A lawyer representing more than 60,000 overdose victims said the decision was a major setback.
"The Purdue plan was a victim-centered plan that would provide billions of dollars to the states to be used exclusively to abate the opioid crisis and $750 million for victims of the crisis, so that they could begin to rebuild their lives," said attorney Edgar Neiger said in a statement. "As a result of the senseless three-year crusade by the government against the plan, thousands of people died of overdose, and today’s decision will lead to more needless overdose deaths."
But the father of one overdose victim praised the decision.
"This is a step toward justice. It was outrageous what they were trying to get away with," Philadelphia resident Ed Bisch said Thursday. "They have made a mockery of the justice system and then they tried to make a mockery of the bankruptcy system."
Law Enforcement
Honduras Ex-President Sentenced in US Court to 45 Years for Drug Trafficking. Former Honduran president Juan Orlando Hernandez, once a staunch US ally, was sentenced in federal court in New York City Wednesday to 45 years in prison and an $8 million fine for turning the country he ruled into a "narco-state" that funneled South American cocaine to the US.

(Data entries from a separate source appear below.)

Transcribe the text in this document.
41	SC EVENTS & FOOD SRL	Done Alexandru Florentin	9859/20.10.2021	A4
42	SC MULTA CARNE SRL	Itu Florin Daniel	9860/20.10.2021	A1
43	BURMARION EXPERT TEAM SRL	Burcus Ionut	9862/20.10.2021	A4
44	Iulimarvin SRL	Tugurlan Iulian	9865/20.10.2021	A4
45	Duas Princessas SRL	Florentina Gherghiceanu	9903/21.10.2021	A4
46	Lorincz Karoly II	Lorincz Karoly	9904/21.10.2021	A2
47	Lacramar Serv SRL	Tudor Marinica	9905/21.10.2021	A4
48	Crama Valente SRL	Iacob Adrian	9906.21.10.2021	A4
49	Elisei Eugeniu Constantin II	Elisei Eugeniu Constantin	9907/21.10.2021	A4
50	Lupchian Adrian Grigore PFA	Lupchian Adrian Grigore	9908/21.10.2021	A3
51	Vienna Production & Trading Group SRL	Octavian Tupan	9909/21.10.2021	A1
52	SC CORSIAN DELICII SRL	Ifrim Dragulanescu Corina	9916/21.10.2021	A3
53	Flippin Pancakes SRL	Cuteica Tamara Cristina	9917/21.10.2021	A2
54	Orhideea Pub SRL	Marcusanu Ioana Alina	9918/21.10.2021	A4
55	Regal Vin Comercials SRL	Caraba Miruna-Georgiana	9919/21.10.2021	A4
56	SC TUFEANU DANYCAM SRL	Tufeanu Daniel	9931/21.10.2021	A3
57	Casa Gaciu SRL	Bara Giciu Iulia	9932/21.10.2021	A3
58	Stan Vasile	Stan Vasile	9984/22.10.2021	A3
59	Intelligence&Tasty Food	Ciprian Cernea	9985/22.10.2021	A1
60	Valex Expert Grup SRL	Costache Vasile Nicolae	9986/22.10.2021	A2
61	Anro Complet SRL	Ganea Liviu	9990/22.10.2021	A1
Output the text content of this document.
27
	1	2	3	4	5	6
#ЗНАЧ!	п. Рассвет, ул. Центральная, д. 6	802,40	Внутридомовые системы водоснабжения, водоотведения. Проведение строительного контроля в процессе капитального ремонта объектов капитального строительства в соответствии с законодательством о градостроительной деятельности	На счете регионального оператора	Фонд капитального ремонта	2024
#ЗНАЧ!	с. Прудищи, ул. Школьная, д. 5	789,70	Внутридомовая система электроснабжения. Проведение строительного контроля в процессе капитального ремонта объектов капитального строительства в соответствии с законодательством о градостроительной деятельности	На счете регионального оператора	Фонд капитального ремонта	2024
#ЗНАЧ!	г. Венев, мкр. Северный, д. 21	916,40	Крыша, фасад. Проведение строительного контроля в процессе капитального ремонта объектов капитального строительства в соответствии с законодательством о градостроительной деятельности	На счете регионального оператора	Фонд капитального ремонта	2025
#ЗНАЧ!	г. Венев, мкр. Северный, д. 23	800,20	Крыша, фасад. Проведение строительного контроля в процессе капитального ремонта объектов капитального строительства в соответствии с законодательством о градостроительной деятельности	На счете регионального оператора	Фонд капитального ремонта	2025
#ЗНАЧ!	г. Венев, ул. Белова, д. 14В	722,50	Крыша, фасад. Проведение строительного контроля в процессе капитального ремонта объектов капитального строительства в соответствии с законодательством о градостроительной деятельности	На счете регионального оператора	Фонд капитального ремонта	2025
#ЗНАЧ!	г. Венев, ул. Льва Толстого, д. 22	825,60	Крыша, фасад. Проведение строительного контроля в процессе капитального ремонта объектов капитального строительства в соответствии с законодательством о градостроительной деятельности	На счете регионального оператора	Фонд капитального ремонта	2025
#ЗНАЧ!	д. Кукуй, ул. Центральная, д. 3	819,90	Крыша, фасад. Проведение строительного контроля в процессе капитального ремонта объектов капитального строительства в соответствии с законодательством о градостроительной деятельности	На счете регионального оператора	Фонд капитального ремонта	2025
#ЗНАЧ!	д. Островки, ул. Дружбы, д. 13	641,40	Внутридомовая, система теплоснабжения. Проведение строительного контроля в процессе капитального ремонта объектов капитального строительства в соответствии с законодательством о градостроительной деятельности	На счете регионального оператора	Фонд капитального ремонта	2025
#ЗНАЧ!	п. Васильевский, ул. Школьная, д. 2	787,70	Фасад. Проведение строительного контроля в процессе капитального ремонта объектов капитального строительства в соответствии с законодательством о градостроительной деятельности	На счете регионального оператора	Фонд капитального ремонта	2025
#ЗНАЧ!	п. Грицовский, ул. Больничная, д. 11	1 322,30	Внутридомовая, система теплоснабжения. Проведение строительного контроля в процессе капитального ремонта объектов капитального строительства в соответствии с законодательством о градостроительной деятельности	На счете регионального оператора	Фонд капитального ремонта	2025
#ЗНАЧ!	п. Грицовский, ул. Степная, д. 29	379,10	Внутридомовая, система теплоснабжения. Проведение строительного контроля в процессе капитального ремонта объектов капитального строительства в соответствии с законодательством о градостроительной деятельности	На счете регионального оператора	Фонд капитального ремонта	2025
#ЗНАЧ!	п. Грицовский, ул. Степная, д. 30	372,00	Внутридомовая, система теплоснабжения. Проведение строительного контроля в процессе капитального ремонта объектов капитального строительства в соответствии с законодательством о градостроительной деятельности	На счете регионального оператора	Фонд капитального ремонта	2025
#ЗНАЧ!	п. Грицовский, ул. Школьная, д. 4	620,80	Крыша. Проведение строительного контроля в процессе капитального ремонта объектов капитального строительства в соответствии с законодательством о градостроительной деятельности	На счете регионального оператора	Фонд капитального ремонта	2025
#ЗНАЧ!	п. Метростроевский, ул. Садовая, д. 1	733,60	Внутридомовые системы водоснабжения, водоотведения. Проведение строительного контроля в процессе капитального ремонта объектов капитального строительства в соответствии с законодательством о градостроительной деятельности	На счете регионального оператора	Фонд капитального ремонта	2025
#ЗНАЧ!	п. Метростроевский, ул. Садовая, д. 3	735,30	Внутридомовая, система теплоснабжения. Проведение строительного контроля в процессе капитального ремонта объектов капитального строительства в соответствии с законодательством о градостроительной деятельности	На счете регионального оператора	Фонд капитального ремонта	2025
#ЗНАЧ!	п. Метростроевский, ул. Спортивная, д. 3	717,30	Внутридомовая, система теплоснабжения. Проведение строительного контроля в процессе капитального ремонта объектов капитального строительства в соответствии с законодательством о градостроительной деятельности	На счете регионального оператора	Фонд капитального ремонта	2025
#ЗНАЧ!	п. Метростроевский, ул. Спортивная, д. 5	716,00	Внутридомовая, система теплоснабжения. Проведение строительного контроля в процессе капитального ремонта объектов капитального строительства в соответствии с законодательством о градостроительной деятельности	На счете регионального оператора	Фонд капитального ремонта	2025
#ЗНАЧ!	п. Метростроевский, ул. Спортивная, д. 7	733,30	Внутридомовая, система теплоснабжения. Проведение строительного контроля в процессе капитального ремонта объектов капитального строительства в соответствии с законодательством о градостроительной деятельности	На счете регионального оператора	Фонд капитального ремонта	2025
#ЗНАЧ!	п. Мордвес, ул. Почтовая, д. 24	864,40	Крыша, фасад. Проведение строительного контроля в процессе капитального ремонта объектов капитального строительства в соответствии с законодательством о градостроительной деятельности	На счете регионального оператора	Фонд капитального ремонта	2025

He had been convicted on federal drug and weapons charges in March. US prosecutors said he took millions of dollars in bribes from Mexican drug trafficking organizations and helped move at least 400 tons of cocaine to the lucrative American market. He was also accused of protecting drug traffickers and blocking their extradition.
Prosecutors put the value of the cocaine at "well over $10 billion" and presented cooperating witnesses who linked the conspiracy to more than 130 murders.
"Juan Orlando Hernández abused his power as the president of Honduras to send incomprehensible amounts of cocaine to the United States," prosecutor Jacob Gutwillig said. "He was polluting this country with incomprehensible amounts of poison."